There were 186 households, of which 29.6% had children under the age of 18 living with them, 54.8% were married couples living together, 7.5% had a female householder with no husband present, 5.4% had a male householder with no wife present, and 32.3% were non-families. 28.5% of all households were made up of individuals, and 12.9% had someone living alone who was 65 years of age or older. The average household size was 2.52 and the average family size was 3.13.

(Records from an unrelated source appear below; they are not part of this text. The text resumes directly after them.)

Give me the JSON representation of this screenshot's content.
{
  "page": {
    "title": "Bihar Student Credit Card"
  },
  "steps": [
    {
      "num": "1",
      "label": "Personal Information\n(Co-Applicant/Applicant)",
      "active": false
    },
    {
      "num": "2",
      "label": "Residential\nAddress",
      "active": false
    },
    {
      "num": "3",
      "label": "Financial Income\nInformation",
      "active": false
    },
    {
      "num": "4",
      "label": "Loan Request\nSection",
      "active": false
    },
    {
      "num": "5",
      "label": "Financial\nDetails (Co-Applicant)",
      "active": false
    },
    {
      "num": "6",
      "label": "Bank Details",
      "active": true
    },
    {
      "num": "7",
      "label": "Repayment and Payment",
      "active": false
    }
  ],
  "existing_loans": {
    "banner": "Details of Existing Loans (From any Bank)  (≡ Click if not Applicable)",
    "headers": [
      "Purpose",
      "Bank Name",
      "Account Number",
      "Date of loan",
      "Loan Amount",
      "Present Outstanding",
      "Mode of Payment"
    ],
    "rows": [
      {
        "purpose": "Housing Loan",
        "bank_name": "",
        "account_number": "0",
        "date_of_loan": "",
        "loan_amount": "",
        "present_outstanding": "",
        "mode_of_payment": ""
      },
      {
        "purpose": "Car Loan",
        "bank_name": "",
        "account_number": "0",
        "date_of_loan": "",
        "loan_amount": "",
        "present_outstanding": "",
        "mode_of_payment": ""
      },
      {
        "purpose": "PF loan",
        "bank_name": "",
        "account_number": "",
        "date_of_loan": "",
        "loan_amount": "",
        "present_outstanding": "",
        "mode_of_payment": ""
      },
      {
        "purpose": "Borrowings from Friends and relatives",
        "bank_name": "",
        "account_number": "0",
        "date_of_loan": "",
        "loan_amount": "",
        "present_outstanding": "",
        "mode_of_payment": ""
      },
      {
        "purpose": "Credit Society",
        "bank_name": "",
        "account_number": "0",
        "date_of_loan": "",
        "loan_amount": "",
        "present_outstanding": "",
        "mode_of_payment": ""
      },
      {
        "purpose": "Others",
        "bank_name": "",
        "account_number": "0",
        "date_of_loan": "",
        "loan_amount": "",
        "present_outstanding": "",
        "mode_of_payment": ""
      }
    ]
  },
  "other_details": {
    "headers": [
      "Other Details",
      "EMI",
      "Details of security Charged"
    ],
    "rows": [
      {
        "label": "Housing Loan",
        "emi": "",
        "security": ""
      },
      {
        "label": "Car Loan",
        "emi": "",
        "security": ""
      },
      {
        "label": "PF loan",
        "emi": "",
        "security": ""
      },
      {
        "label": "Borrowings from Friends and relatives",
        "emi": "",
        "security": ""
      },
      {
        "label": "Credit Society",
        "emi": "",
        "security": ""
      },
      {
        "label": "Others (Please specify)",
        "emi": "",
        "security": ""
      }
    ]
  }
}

The median age in the village was 39.9 years. 24.3% of residents were under the age of 18; 9% were between the ages of 18 and 24; 22.8% were from 25 to 44; 27.1% were from 45 to 64; and 16.8% were 65 years of age or older. The gender makeup of the village was 49.5% male and 50.5% female.

===2000 census===
As of the census of 2000, there were 560 people, 197 households, and 144 families residing in the village. The population density was 549.7 PD/sqmi. There were 202 housing units at an average density of 198.3 /sqmi. The racial makeup of the village was 98.57% White, 0.18% Native American, and 1.25% from two or more races. Hispanic or Latino of any race were 1.07% of the population.

There were 197 households, out of which 38.1% had children under the age of 18 living with them, 63.5% were married couples living together, 5.6% had a female householder with no husband present, and 26.9% were non-families. 24.9% of all households were made up of individuals, and 11.7% had someone living alone who was 65 years of age or older. The average household size was 2.84 and the average family size was 3.44.

In the village, the population was spread out, with 31.6% under the age of 18, 8.9% from 18 to 24, 27.3% from 25 to 44, 16.6% from 45 to 64, and 15.5% who were 65 years of age or older. The median age was 33 years. For every 100 females, there were 97.2 males. For every 100 females age 18 and over, there were 102.6 males.

The median income for a household in the village was $39,500, and the median income for a family was $46,667. Males had a median income of $41,563 versus $22,143 for females. The per capita income for the village was $14,776. About 0.7% of families and 3.3% of the population were below the poverty line, including none of those under age 18 and 7.6% of those age 65 or over.